Ao contrário do processo de Sócrates, do qual teremos ainda de esperar
algum tempo pela acusação, em que existe um facto central que parece estar na
base das perspetivas de acusação do envolvimento do ex-primeiro Ministro (a
circulação de dinheiro por vários canais entre os amigos Sócrates e Carlos
Santos Silva), no caso BES, à medida que vamos tomando contacto com as
diferentes peças da acusação, compreende-se que estamos em presença de uma
trama de grandes proporções e estruturada coerência.
Não faço ideia se todos os crimes do longo rol que a acusação desfia serão
objeto em tribunal de prova consistente e irrefutável.
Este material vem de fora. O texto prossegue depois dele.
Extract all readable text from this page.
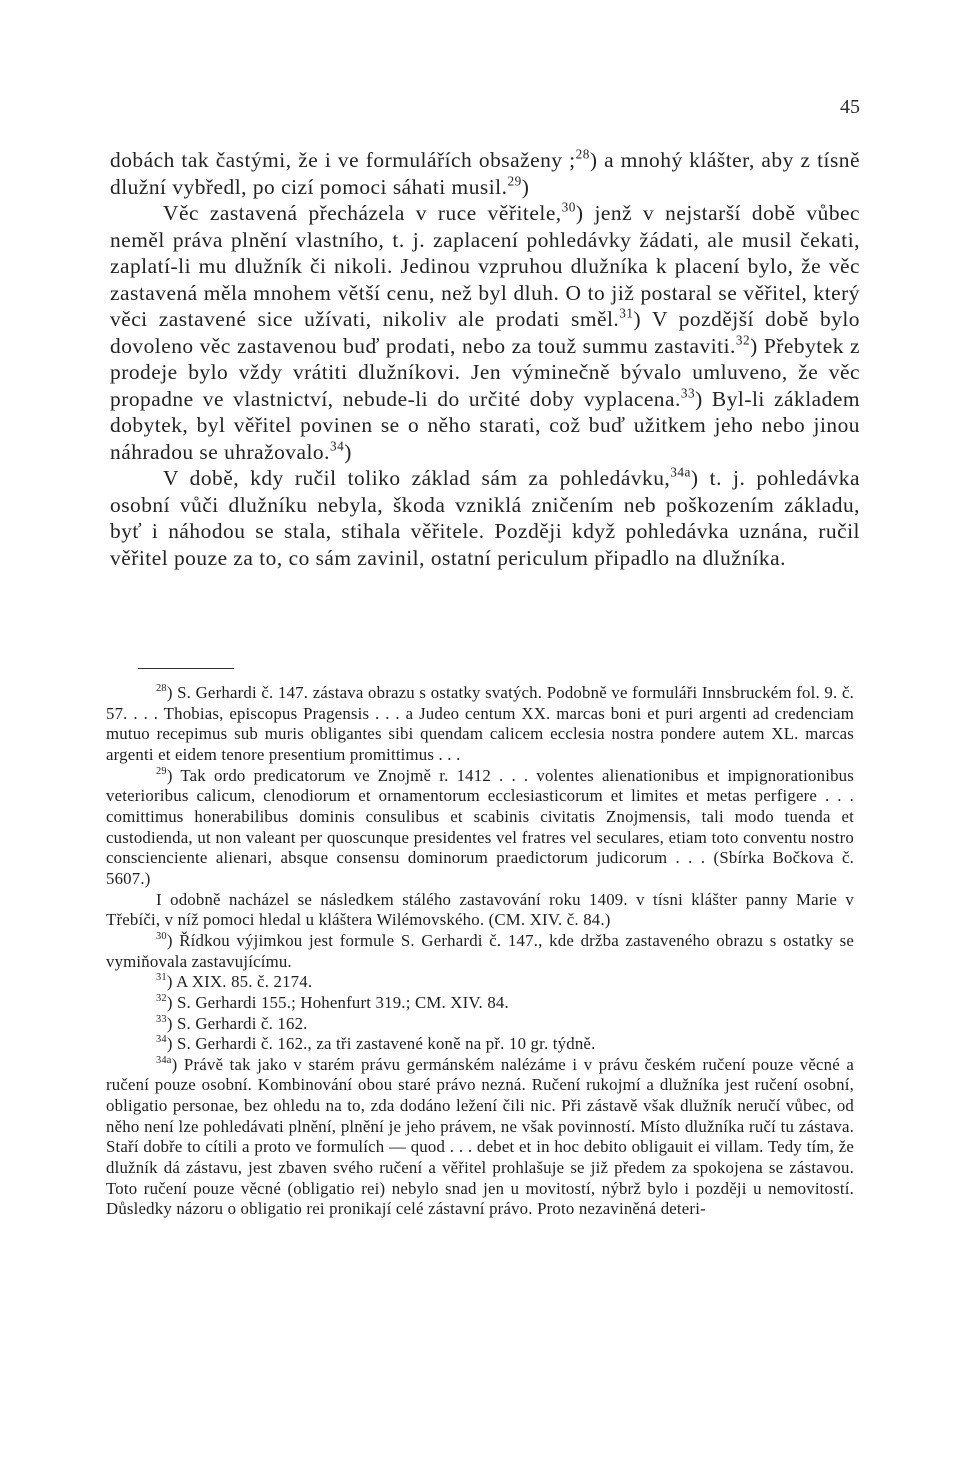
45

dobách tak častými, že i ve formulářích obsaženy ;$^{28}$) a mnohý klášter, aby z tísně dlužní vybředl, po cizí pomoci sáhati musil.$^{29}$)

Věc zastavená přecházela v ruce věřitele,$^{30}$) jenž v nejstarší době vůbec neměl práva plnění vlastního, t. j. zaplacení pohledávky žádati, ale musil čekati, zaplatí-li mu dlužník či nikoli. Jedinou vzpruhou dlužníka k placení bylo, že věc zastavená měla mnohem větší cenu, než byl dluh. O to již postaral se věřitel, který věci zastavené sice užívati, nikoliv ale prodati směl.$^{31}$) V pozdější době bylo dovoleno věc zastavenou buď prodati, nebo za touž summu zastaviti.$^{32}$) Přebytek z prodeje bylo vždy vrátiti dlužníkovi. Jen výminečně bývalo umluveno, že věc propadne ve vlastnictví, nebude-li do určité doby vyplacena.$^{33}$) Byl-li základem dobytek, byl věřitel povinen se o něho starati, což buď užitkem jeho nebo jinou náhradou se uhražovalo.$^{34}$)

V době, kdy ručil toliko základ sám za pohledávku,$^{34a}$) t. j. pohledávka osobní vůči dlužníku nebyla, škoda vzniklá zničením neb poškozením základu, byť i náhodou se stala, stihala věřitele. Později když pohledávka uznána, ručil věřitel pouze za to, co sám zavinil, ostatní periculum připadlo na dlužníka.

$^{28}$) S. Gerhardi č. 147. zástava obrazu s ostatky svatých. Podobně ve formuláři Innsbruckém fol. 9. č. 57. . . . Thobias, episcopus Pragensis . . . a Judeo centum XX. marcas boni et puri argenti ad credenciam mutuo recepimus sub muris obligantes sibi quendam calicem ecclesia nostra pondere autem XL. marcas argenti et eidem tenore presentium promittimus . . .

$^{29}$) Tak ordo predicatorum ve Znojmě r. 1412 . . . volentes alienationibus et impignorationibus veterioribus calicum, clenodiorum et ornamentorum ecclesiasticorum et limites et metas perfigere . . . comittimus honerabilibus dominis consulibus et scabinis civitatis Znojmensis, tali modo tuenda et custodienda, ut non valeant per quoscunque presidentes vel fratres vel seculares, etiam toto conventu nostro conscienciente alienari, absque consensu dominorum praedictorum judicorum . . . (Sbírka Bočkova č. 5607.)

I odobně nacházel se následkem stálého zastavování roku 1409. v tísni klášter panny Marie v Třebíči, v níž pomoci hledal u kláštera Wilémovského. (CM. XIV. č. 84.)

$^{30}$) Řídkou výjimkou jest formule S. Gerhardi č. 147., kde držba zastaveného obrazu s ostatky se vymiňovala zastavujícímu.

$^{31}$) A XIX. 85. č. 2174.

$^{32}$) S. Gerhardi 155.; Hohenfurt 319.; CM. XIV. 84.

$^{33}$) S. Gerhardi č. 162.

$^{34}$) S. Gerhardi č. 162., za tři zastavené koně na př. 10 gr. týdně.

$^{34a}$) Právě tak jako v starém právu germánském nalézáme i v právu českém ručení pouze věcné a ručení pouze osobní. Kombinování obou staré právo nezná. Ručení rukojmí a dlužníka jest ručení osobní, obligatio personae, bez ohledu na to, zda dodáno ležení čili nic. Při zástavě však dlužník neručí vůbec, od něho není lze pohledávati plnění, plnění je jeho právem, ne však povinností. Místo dlužníka ručí tu zástava. Staří dobře to cítili a proto ve formulích — quod . . . debet et in hoc debito obligauit ei villam. Tedy tím, že dlužník dá zástavu, jest zbaven svého ručení a věřitel prohlašuje se již předem za spokojena se zástavou. Toto ručení pouze věcné (obligatio rei) nebylo snad jen u movitostí, nýbrž bylo i později u nemovitostí. Důsledky názoru o obligatio rei pronikají celé zástavní právo. Proto nezaviněná deteri-
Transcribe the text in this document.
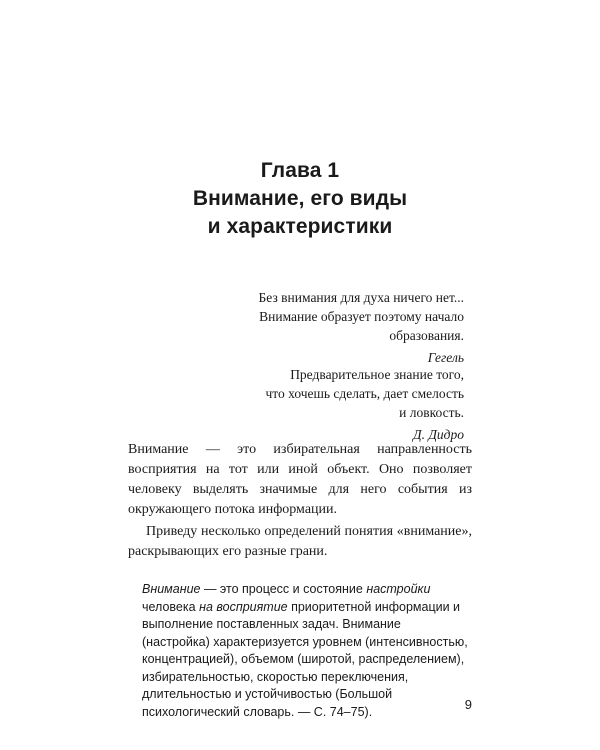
Глава 1
Внимание, его виды
и характеристики
Без внимания для духа ничего нет...
Внимание образует поэтому начало
образования.
Гегель
Предварительное знание того,
что хочешь сделать, дает смелость
и ловкость.
Д. Дидро

Внимание — это избирательная направленность восприятия на тот или иной объект. Оно позволяет человеку выделять значимые для него события из окружающего потока информации.

Приведу несколько определений понятия «внимание», раскрывающих его разные грани.

Внимание — это процесс и состояние настройки человека на восприятие приоритетной информации и выполнение поставленных задач. Внимание (настройка) характеризуется уровнем (интенсивностью, концентрацией), объемом (широтой, распределением), избирательностью, скоростью переключения, длительностью и устойчивостью (Большой психологический словарь. — С. 74–75).	9
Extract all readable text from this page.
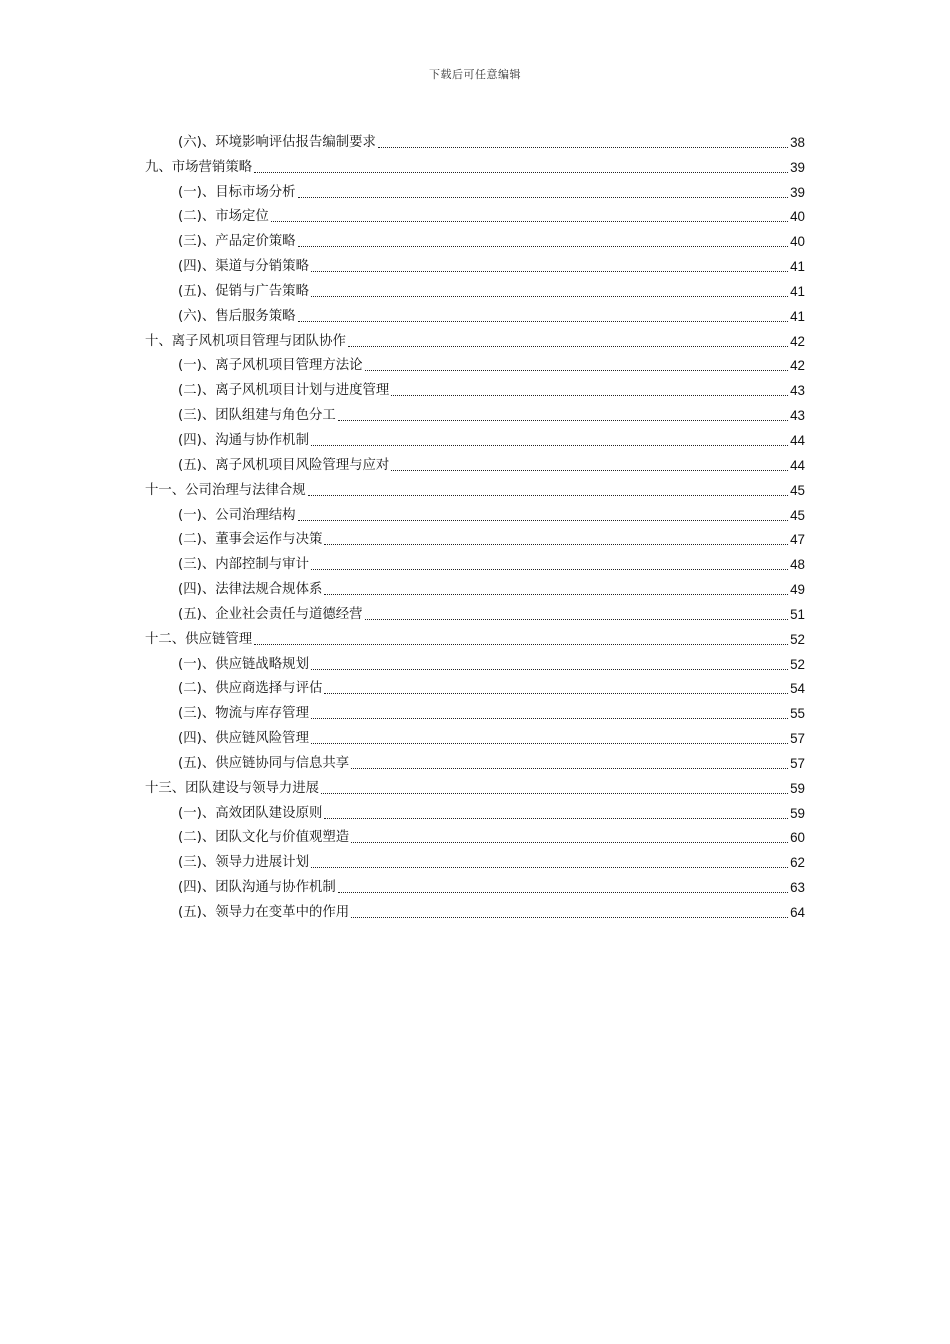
下载后可任意编辑
(六)、环境影响评估报告编制要求	38
九、市场营销策略	39
(一)、目标市场分析	39
(二)、市场定位	40
(三)、产品定价策略	40
(四)、渠道与分销策略	41
(五)、促销与广告策略	41
(六)、售后服务策略	41
十、离子风机项目管理与团队协作	42
(一)、离子风机项目管理方法论	42
(二)、离子风机项目计划与进度管理	43
(三)、团队组建与角色分工	43
(四)、沟通与协作机制	44
(五)、离子风机项目风险管理与应对	44
十一、公司治理与法律合规	45
(一)、公司治理结构	45
(二)、董事会运作与决策	47
(三)、内部控制与审计	48
(四)、法律法规合规体系	49
(五)、企业社会责任与道德经营	51
十二、供应链管理	52
(一)、供应链战略规划	52
(二)、供应商选择与评估	54
(三)、物流与库存管理	55
(四)、供应链风险管理	57
(五)、供应链协同与信息共享	57
十三、团队建设与领导力进展	59
(一)、高效团队建设原则	59
(二)、团队文化与价值观塑造	60
(三)、领导力进展计划	62
(四)、团队沟通与协作机制	63
(五)、领导力在变革中的作用	64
Mas o que parece óbvio
da conjugação dos elementos disponíveis é que o banco BES foi utilizado como instrumento
de ocultamento da realidade da falência do grupo GES. Essa realidade terá sido
ocultada através de processos engenhosos de engenharia financeira, aliás alguns
deles já deslindados em investigações jornalísticas seja do Expresso, seja da
SIC. Em estreita combinação com essa engenhosidade terão coexistido métodos mais
simples e clássicos de compras de silêncio que terão engrossado as contas de
alguns daqueles personagens que engrossam, sem percebermos bem porquê, aquelas
longas mesas de conselhos de administração que se apresentam perante as câmaras
para apresentar contas ou comunicar algo de muito importante. Claro que não há
nenhum processo desta natureza que não exija uma inteligência orgânica e essa
parece ser indiscutivelmente Ricardo Salgado que se terá revelado mestre na
arte de seduzir toda a gama de personalidades tontas pela fama e pelo bem bom,
alguns de família (manter a aparência a todo o preço) e outros candidatos a um
elevador social mais ou menos supersónico.
Como economista e fortemente crítico do modelo económico que conduziu o
crescimento português ao esgotamento que haveria penosamente de se confrontar
com as condicionalidades da crise das dívidas soberanas, o desmoronar do GES
que o saque do BES procurou ocultar até à última, iludindo tudo e todos,
reflete bem as falências desse modelo. Várias componentes podem ser destacadas:
(i) a ilusão de uma internacionalização desproporcionada na sua ambição e
contornos à dimensão e mediania do país (ao que os ainda ingénuos contraporão
que um país pequeno não pode deixar de ter ambição); (ii) a também ilusão de
que é possível num país como Portugal a multiplicação de empresas globais
alicerçadas na grandiosidade da capital e da sua corte (a aposta na desmembrada
PT); (iii) a utilização de uma marca, BES, construída noutros tempos para
alimentar essas ilusões; (iv) a construção de uma corte de cumplicidades e
altas remunerações, também ela geradora de uma outra ilusão, a de pertencer ao
core do topo de uma dada sociedade; (v) a costumeira existência nestas famílias
empresariais de um rol de inúteis que se alimentam da fama e das rendas de uma
posição, deixando ao “Tio Ricardo” a inteligência do processo; (vi) a capacidade de manter laços permanentes com a política; (vii) a
mobilização de todo o potencial inventivo da engenharia financeira dos tempos
mais modernos e da bandalheira impune da offshorização dos capitais,
sabe-se hoje com “relais” importantes como Angola e a Região Autónoma da
Madeira.
Tenho a impressão que sem o testemunho do desaparecido em parte incerta Sr.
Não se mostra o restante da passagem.